Кель. Девочка-убийца влюбилась

22
18
20
22
24
26
28
30
2

Давным-давно Диану звали Ирой Кируниной. Дианой Кель она стала совсем недавно – это было что-то вроде американской программы защиты свидетелей.

– Но разве в России есть программа защиты свидетелей?

– Нет. Поэтому губернатор всё сделал сам. Подписал приказ, распорядился выдать новые документы. В Москве утвердили. Сказали, интересный опыт.

Детство у Иры было пёстрое и спокойное. Семья офицерская, переезжали часто. Комнаты военных общежитий были очень похожи, только вид из окна разный. Сначала она различала и комнаты. В одной, с высоченным потолком, на стене висела размокшая фотография, а зато в другой были огромные чёрные батареи.

А ещё вид из окна – всегда унылый, но разный. Иногда кусок плаца с забором, иногда роща, ходить в которую строго запрещено, иногда дорожка, а рядом непонятный знак похожий на чёрный пропеллер.

Хуже всего было на севере, где по холмам бродят свиньи с синей трафаретной надписью «Балтийский флот» на чумазых боках. Там бывало так, что откроешь дверь сортира – а по трубе улепётывает крыса. Крысы вообще противные, их не прихлопнешь, как таракана. Конечно, присяга велит стойко переносить невзгоды, но Диана-то никакой присяги никому не давала…

Той осенью отец был на подъёме. Было какое-то дело, и если всё получится, дадут наконец квартиру.

– Будем в Смоленске жить, – говорил он, – представляешь?

Она собирались и выехали, почему-то ночью. Последняя комната была не очень большой, но всё равно имущество набралось столько, что в машине было не вздохнуть. Какие-то пузырьки, куртку из кожзаменителя… она никогда таких не видела.

Ира – тогда она ещё была Ирой – забилась между коробками. Автомобиль тронулся в ночь. Жёлтый, как груши, свет фар лежал на дороге. Вокруг стоял лес. Машина ехала по широкому шоссе, куда-то туда, в неведомый Смоленск, где всех ждёт другая, правильная жизнь, и беспорядка больше не останется.

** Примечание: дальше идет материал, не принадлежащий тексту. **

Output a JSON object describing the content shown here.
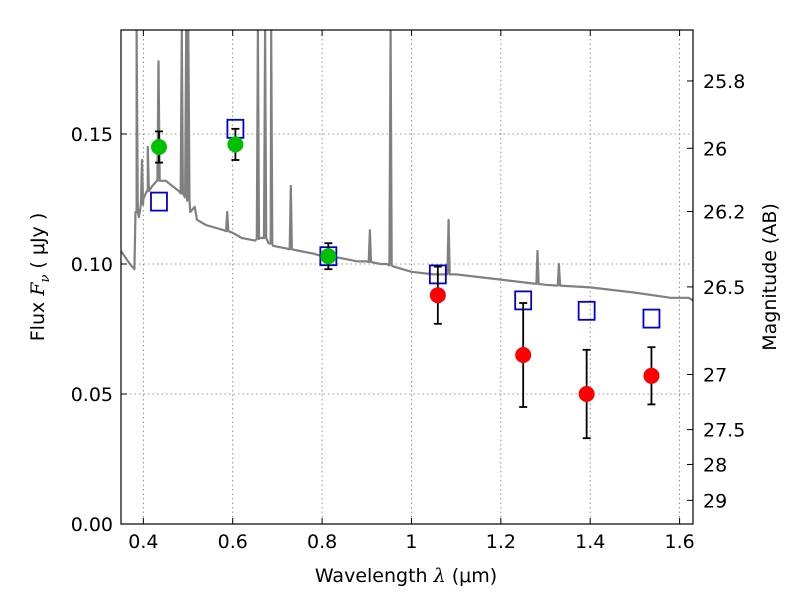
{
  "chart_data": {
    "type": "scatter",
    "xlabel_prefix": "Wavelength  ",
    "xlabel_symbol": "λ",
    "xlabel_unit": " (μm)",
    "ylabel_prefix": "Flux  ",
    "ylabel_symbol": "F",
    "ylabel_subscript": "ν",
    "ylabel_unit": "  ( μJy )",
    "y2label": "Magnitude (AB)",
    "xlim": [
      0.35,
      1.63
    ],
    "ylim": [
      0.0,
      0.19
    ],
    "grid": true,
    "xticks": [
      0.4,
      0.6,
      0.8,
      1.0,
      1.2,
      1.4,
      1.6
    ],
    "xtick_labels": [
      "0.4",
      "0.6",
      "0.8",
      "1",
      "1.2",
      "1.4",
      "1.6"
    ],
    "yticks": [
      0.0,
      0.05,
      0.1,
      0.15
    ],
    "ytick_labels": [
      "0.00",
      "0.05",
      "0.10",
      "0.15"
    ],
    "y2ticks": [
      {
        "label": "25.8",
        "flux": 0.1704
      },
      {
        "label": "26",
        "flux": 0.1445
      },
      {
        "label": "26.2",
        "flux": 0.1202
      },
      {
        "label": "26.5",
        "flux": 0.0912
      },
      {
        "label": "27",
        "flux": 0.0575
      },
      {
        "label": "27.5",
        "flux": 0.0363
      },
      {
        "label": "28",
        "flux": 0.0229
      },
      {
        "label": "29",
        "flux": 0.0091
      }
    ],
    "colors": {
      "model": "#808080",
      "green": "#00c000",
      "red": "#ff0000",
      "blue": "#0000cc",
      "error": "#000000",
      "grid": "#777777"
    },
    "series": [
      {
        "kind": "model_spectrum",
        "x": [
          0.35,
          0.37,
          0.38,
          0.385,
          0.39,
          0.4,
          0.41,
          0.42,
          0.43,
          0.45,
          0.48,
          0.5,
          0.505,
          0.515,
          0.52,
          0.54,
          0.58,
          0.6,
          0.62,
          0.65,
          0.66,
          0.675,
          0.68,
          0.685,
          0.69,
          0.72,
          0.75,
          0.78,
          0.8,
          0.82,
          0.85,
          0.88,
          0.9,
          0.93,
          0.945,
          0.96,
          1.0,
          1.05,
          1.1,
          1.2,
          1.3,
          1.4,
          1.5,
          1.58,
          1.62,
          1.63
        ],
        "y": [
          0.105,
          0.1,
          0.098,
          0.12,
          0.118,
          0.125,
          0.128,
          0.13,
          0.132,
          0.132,
          0.128,
          0.125,
          0.12,
          0.122,
          0.117,
          0.115,
          0.113,
          0.112,
          0.11,
          0.109,
          0.11,
          0.11,
          0.108,
          0.108,
          0.107,
          0.106,
          0.105,
          0.104,
          0.103,
          0.103,
          0.102,
          0.101,
          0.101,
          0.1,
          0.1,
          0.099,
          0.097,
          0.096,
          0.096,
          0.094,
          0.092,
          0.091,
          0.089,
          0.087,
          0.087,
          0.086
        ],
        "lines": [
          {
            "x": 0.385,
            "peak": 0.19
          },
          {
            "x": 0.397,
            "peak": 0.14
          },
          {
            "x": 0.41,
            "peak": 0.145
          },
          {
            "x": 0.434,
            "peak": 0.178
          },
          {
            "x": 0.486,
            "peak": 0.19
          },
          {
            "x": 0.496,
            "peak": 0.19
          },
          {
            "x": 0.5007,
            "peak": 0.19
          },
          {
            "x": 0.5876,
            "peak": 0.12
          },
          {
            "x": 0.6563,
            "peak": 0.19
          },
          {
            "x": 0.6725,
            "peak": 0.19
          },
          {
            "x": 0.686,
            "peak": 0.19
          },
          {
            "x": 0.73,
            "peak": 0.13
          },
          {
            "x": 0.9069,
            "peak": 0.113
          },
          {
            "x": 0.9532,
            "peak": 0.19
          },
          {
            "x": 1.083,
            "peak": 0.117
          },
          {
            "x": 1.282,
            "peak": 0.105
          },
          {
            "x": 1.33,
            "peak": 0.1
          }
        ]
      },
      {
        "kind": "model_magnitudes",
        "marker": "open_square",
        "x": [
          0.435,
          0.606,
          0.814,
          1.059,
          1.25,
          1.392,
          1.537
        ],
        "y": [
          0.124,
          0.152,
          0.103,
          0.096,
          0.086,
          0.082,
          0.079
        ]
      },
      {
        "kind": "observed_optical",
        "marker": "filled_circle",
        "color": "green",
        "x": [
          0.435,
          0.606,
          0.814
        ],
        "y": [
          0.145,
          0.146,
          0.103
        ],
        "yerr": [
          0.006,
          0.006,
          0.005
        ]
      },
      {
        "kind": "observed_nir",
        "marker": "filled_circle",
        "color": "red",
        "x": [
          1.059,
          1.25,
          1.392,
          1.537
        ],
        "y": [
          0.088,
          0.065,
          0.05,
          0.057
        ],
        "yerr": [
          0.011,
          0.02,
          0.017,
          0.011
        ]
      }
    ]
  }
}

…Она не услышала удар, а просто ощутила, как машину мотнуло, и все коробки сразу дёрнулись вбок.

– Кювет! – успела сказать мама, а потом на Иру посыпались коробки, они сдавили её, словно кокон, и всё окончательно перепуталось.

Больницу она толком не запомнила. Только стены – верх покрашен нежно-голубой краской, а нижняя часть, примерно по её росту, густо-синей.

Она не помнила, как меняли капельницы. Помнила, как начинала ходить. И получалось плохо.

Неужели всё с начала учить? И ходить, и писать, и арифметику… Но так нельзя, она же везде опоздает!

Палаты тоже менялись, но сил смотреть в окно обычно не было. Они различались размером. Последняя была совсем маленькой, на одну кровать.

Она была там, когда в дверях возник Опекун.

Он показался взрослым, старым и решительным. На лице вокруг рта уже легли две глубокие морщины. Он долго смотрел, о чём-то соображал, хмурился, а потом подошёл и положил ладонь на руку.

– Ира? Ира, ты слышишь?

Она ему что-то ответила. Он кивнул, заулыбался и ушёл.